ひさびさにラファールの記事に接した。

  Harsh V. Pant, Angad Singh 記者による2020-8-10記事「Rafale Jets Won’t Save India’s Air Force」。
    7月29日に5機のラファール戦闘機がインド空軍へ納品のため飛来した。これは2016にダッソー社が結んだ契約の履行である。さらに31機がこれから続く予定。

 インド空軍は合計126機の旧い戦闘機の刷新を欲している。その需要を何かが埋めなくてはならない。

 中共空軍は過去20年間に、インド空軍に対していろいろなレベルで優勢に立ってしまった。それがいま、数機の新型戦闘機で逆転することはないだろう。

 インド空軍はげんざい、31個スコードロンしか戦闘機を運用できていない。政府は42個まで承認しているのだが。

 いまだにミグ21からなるスコードロンすら残っている。これは2024年までに全廃される予定。

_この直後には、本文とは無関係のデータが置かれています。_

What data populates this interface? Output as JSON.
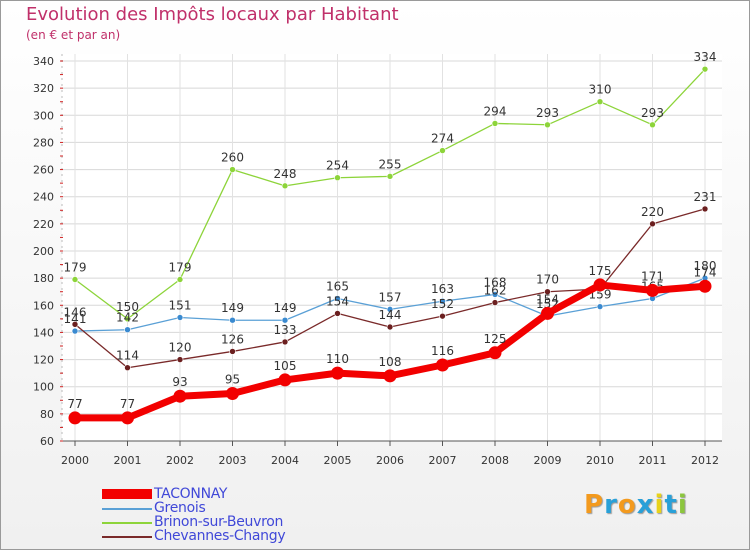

 ※2004年にスタートしたインドのMMRCAをめぐるうんざりするような兵器取引交渉史を、わたしは2017年2月の『日本の兵器が世界を救う』のなかで詳しくフォローした。その149ページで、《ラファール1号機の引渡しは、2019年9月が予定されている》、としめくくってある。とうとう、初号機が到着したのか! よほど、中共からの圧力が、インド人にはコタえているのだろう。なお、なぜインド政府と国会が、インド空軍を予算面で冷遇し続け、さりとて、精鋭陸軍中心主義でもなく、あくまで「パラミリタリー」中心主義を堅持するのか、その政治史的な背景について知りたい方も、『日本の兵器が世界を救う』を一読すると氷塊するであろう。


 次。
 Michael Hunzeker and Brian Davis 記者による2020-8-10記事「The Defense Reforms Taiwan Needs」。
     6月、米陸軍の特殊部隊が台湾に入って、台湾軍と合同訓練し、その模様は、フェイスブックに投稿された。
 米連邦議会下院では、テッド・ヨホ議員が新しい「台湾侵略阻止法」を提案している。

  ペンタゴンは台湾に長年、中共軍や米軍と同じような装備ではなくて、非対称的な軍備にこころがけた方がよいとアドバイスしてきた。蔡総統はようやくそれを肯定的に公言できるようになった。

 台湾の国防予算は有限であるのに、それをいかにも無駄な一線アイテムに投じようとしている。
 108両のM1戦車を20億ドルで買うとか、8隻のディーゼル潜水艦を国産するだとか。

 その潜水艦計画だけでも50億ドルである。それは台湾の年間軍事費の半分に相当する。いったい何を考えているのか?

 高額装備をわずかな数量ばかり調達する、おかしな政策の結果として、台湾の軍備は、長期継続的な戦争にはとても耐えられない構成になっているのだ。

 台湾の多くの海岸道路や山間道路の幅や規格とくらべてM1戦車は大きすぎ、かつ、重すぎる。しかも、トルコ軍が証明しているように、いまや戦車はドローンの好餌なのである。だから米海兵隊は、戦車を全廃することに決めた。台湾陸軍は、米海兵隊と逆の道に進んでいるのだ。

 台湾軍の前の参謀総長は海軍出身で、2018にODC=包括防衛コンセプト を提言した。これは正真正銘の非対称的な、海空拒否戦力の構築を目指した軍改革案であったが、立ち消えている。

 台湾は予備役・後備役の空疎化の趨勢も逆転させなければならない。それによって潜在的には250万人が動員できるのだから。2年おきに5日間の訓練召集をさせるだけで、予備役兵の技倆が維持できるものか。しかも予備役全員分の小銃がないとか、ふざけているのか。

 台湾防衛の役に立たぬ高額装備を売りつけて米国の防衛産業を儲けさせることが米国の正しい政策か? そんなことはない。台湾政府が国防費を合理的に使って中共の侵略を跳ね返せるように、米政府はアドバイスするべきなのだ。